May 21, 2017, 10:32 p.m.(7/4/1006 AR)
I've already received some of the first plants from people extremely eager to contribute. I have no idea what I'm going to do with them while we get things ready for the king. I'm suddenly aware I didn't think out this inbetween step of storing plants very well at all.
May 21, 2017, 2:36 p.m.(7/3/1006 AR)
I don't quite know what to say to people when they call me a liar. I know I can't always explain things clearly, either because of given word or just my own fool tongue. In the face of opinions on what is best for me, what I should be doing with myself, I too often disappoint. I know how I feel about things, but... Why do others believe they know my heart and mind better than myself? Worse, why do they seem to hate me when they're wrong?

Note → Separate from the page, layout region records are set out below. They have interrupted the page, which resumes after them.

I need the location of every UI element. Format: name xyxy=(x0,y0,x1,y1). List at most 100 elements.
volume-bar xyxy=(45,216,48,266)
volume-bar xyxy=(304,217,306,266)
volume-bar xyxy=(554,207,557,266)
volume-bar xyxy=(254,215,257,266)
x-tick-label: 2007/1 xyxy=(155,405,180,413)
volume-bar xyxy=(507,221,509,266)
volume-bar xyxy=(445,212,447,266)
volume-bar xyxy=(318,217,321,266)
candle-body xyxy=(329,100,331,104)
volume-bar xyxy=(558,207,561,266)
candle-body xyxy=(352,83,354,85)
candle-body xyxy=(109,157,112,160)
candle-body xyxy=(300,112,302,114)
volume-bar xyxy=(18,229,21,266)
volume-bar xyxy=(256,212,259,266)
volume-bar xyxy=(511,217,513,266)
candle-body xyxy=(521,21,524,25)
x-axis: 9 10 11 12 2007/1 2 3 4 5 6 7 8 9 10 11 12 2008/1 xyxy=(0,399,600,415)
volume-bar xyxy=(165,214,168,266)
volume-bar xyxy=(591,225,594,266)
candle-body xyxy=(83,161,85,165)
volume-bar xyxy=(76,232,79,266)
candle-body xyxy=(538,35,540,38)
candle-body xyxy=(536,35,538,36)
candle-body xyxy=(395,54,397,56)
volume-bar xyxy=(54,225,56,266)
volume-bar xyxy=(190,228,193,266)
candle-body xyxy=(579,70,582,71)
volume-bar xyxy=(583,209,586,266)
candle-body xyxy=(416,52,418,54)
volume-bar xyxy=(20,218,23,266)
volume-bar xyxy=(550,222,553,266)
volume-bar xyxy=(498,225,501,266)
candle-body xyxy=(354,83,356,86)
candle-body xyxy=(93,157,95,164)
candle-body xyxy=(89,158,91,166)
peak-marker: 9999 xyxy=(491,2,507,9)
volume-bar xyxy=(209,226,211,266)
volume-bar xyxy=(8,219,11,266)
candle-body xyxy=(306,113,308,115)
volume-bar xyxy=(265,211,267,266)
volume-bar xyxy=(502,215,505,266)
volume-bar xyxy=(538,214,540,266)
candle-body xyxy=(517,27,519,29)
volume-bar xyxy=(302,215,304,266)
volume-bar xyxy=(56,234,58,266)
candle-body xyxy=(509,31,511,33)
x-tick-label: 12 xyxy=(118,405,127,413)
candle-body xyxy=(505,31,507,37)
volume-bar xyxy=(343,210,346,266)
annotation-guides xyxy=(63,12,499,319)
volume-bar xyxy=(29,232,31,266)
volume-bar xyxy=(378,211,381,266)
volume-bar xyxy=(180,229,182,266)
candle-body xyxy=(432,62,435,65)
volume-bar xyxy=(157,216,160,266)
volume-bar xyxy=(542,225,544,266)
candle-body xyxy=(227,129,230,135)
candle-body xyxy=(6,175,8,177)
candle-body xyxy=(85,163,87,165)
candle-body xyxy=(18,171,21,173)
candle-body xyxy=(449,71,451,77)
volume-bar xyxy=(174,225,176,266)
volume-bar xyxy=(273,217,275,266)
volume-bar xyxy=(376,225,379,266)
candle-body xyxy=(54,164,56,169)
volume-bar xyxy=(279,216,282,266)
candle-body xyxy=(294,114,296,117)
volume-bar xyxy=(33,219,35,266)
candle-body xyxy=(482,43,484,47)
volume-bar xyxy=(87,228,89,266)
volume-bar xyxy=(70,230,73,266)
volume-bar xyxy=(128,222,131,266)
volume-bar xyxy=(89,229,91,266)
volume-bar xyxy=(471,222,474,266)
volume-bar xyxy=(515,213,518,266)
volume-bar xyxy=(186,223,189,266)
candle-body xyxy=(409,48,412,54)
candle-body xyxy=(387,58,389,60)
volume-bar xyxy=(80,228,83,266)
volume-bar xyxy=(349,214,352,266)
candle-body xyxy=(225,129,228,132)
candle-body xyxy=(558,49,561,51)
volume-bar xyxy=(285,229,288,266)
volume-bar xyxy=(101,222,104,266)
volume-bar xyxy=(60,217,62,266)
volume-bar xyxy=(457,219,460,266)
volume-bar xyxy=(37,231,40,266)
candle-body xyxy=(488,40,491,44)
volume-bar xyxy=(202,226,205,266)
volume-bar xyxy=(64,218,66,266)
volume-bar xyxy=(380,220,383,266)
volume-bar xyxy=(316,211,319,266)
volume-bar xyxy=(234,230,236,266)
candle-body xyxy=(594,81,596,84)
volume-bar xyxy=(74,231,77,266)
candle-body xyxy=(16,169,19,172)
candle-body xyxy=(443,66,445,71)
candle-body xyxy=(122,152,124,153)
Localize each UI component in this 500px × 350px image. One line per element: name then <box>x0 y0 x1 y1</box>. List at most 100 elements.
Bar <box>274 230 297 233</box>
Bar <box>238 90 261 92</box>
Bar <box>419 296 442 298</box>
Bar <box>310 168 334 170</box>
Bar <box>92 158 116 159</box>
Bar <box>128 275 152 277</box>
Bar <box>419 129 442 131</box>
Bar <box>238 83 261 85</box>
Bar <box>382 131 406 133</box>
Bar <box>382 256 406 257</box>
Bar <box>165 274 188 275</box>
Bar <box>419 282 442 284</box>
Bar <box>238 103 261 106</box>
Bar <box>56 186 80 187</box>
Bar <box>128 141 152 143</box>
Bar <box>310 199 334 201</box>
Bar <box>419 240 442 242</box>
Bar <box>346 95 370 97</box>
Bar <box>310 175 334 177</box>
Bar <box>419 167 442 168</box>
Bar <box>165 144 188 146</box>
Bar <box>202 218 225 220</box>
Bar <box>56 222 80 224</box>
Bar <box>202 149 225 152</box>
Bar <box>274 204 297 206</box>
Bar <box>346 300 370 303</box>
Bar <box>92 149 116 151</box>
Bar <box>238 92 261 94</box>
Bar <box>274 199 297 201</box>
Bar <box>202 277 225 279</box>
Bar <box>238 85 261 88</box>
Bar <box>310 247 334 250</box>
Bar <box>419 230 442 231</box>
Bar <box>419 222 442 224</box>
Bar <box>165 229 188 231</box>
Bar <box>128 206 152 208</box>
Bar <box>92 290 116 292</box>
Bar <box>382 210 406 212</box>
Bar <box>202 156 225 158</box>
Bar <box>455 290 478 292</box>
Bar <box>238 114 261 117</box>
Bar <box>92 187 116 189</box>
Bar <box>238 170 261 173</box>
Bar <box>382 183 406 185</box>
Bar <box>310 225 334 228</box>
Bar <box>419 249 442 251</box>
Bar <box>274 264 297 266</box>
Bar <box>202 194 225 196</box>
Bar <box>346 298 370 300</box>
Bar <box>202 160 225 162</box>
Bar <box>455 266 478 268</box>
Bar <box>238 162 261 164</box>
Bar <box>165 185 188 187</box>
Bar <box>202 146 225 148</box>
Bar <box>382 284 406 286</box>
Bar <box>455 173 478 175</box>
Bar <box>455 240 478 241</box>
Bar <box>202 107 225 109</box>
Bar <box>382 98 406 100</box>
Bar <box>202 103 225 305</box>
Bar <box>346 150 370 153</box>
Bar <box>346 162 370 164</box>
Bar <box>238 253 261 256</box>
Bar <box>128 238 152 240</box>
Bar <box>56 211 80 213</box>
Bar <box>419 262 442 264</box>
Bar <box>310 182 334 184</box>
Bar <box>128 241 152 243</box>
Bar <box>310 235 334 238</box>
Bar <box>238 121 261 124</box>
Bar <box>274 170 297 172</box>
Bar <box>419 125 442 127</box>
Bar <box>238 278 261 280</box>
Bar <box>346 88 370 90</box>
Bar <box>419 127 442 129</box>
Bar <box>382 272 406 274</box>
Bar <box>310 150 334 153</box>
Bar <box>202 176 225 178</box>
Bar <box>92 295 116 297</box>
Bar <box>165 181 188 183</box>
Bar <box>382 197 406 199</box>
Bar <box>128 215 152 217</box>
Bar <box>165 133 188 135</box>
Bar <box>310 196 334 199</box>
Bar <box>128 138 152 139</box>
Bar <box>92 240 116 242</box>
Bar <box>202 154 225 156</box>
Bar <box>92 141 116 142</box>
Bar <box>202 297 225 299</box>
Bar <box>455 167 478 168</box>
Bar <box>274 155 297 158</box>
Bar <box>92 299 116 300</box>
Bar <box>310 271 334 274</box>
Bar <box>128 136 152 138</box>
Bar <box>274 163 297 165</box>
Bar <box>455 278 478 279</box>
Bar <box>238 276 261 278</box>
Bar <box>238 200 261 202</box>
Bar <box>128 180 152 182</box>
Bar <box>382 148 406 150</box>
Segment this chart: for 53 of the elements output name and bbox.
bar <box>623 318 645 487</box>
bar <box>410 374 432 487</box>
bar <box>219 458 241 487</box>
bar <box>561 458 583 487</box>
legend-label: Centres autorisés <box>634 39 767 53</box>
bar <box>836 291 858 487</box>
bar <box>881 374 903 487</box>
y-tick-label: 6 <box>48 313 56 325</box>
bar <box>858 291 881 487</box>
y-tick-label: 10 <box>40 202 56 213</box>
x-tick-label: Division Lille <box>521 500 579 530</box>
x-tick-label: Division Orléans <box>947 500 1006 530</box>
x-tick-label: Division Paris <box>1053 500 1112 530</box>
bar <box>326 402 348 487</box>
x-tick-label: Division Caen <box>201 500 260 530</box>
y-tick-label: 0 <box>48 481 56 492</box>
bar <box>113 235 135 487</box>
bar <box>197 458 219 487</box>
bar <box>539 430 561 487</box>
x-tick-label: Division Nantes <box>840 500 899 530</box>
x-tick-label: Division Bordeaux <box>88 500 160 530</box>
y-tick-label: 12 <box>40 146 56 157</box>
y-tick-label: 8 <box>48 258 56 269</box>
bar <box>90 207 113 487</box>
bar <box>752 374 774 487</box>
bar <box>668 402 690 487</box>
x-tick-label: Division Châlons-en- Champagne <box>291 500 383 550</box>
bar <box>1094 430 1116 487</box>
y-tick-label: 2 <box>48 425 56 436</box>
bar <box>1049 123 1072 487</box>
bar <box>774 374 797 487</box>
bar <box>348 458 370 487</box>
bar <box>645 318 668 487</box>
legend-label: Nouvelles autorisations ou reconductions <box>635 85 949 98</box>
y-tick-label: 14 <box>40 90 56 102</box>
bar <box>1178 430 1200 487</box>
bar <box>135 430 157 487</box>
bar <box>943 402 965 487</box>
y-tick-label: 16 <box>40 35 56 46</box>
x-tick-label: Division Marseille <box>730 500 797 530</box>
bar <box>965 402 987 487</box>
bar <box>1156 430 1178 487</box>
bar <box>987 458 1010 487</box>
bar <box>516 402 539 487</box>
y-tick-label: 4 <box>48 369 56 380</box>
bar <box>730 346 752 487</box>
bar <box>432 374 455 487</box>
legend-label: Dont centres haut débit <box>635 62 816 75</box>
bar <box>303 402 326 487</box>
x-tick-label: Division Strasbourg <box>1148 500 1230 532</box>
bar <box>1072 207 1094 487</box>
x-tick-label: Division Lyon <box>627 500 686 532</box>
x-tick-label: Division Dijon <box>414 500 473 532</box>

May 19, 2017, 12:49 p.m.(6/27/1006 AR)
I've started an effort to collect plants from around the Gray forest, and elsewhere, to be presented to the king. I know from others that he is still in a very difficult state, and that gifts might not mean much to him... But these are tokens of his realm, which might, I hope, at least bring him pleasant memories. I will be on a trip soon to collect samples myself. I only hope we find someone with the talent for arranging everything collected artistically.
May 8, 2017, 12:02 a.m.(6/4/1006 AR)
Bringers of Silence. Fomorians. Giants. We don't know all of the things that were in Brand's service, but we know that he was not the source of them, and that their reason for coming to Arx remains.
That means there will be others. In a month? A year? A lifetime?
May 8, 2017, midnight(6/4/1006 AR)
So Brand is dead, or at least stopped. The city is saved, yet the streets are still red. I don't believe I will ever forget the sight of the shavs being cut down, helplessly. I slew many in battle, but to fall on an enemy unable to fight back...
If this is victory, it is bittersweet at best.
April 30, 2017, 11:03 p.m.(5/16/1006 AR)
Soup stones are catching on with the Guard, but I just found some fool who'd plucked a mossy rock out of the dirt and stuck it straight in a stew. I managed not to lose my temper, barely. I said it around the barracks, and I'll say it here as well. If someone wants a soup stone come talk to me and I'll help you get one. A CLEAN one.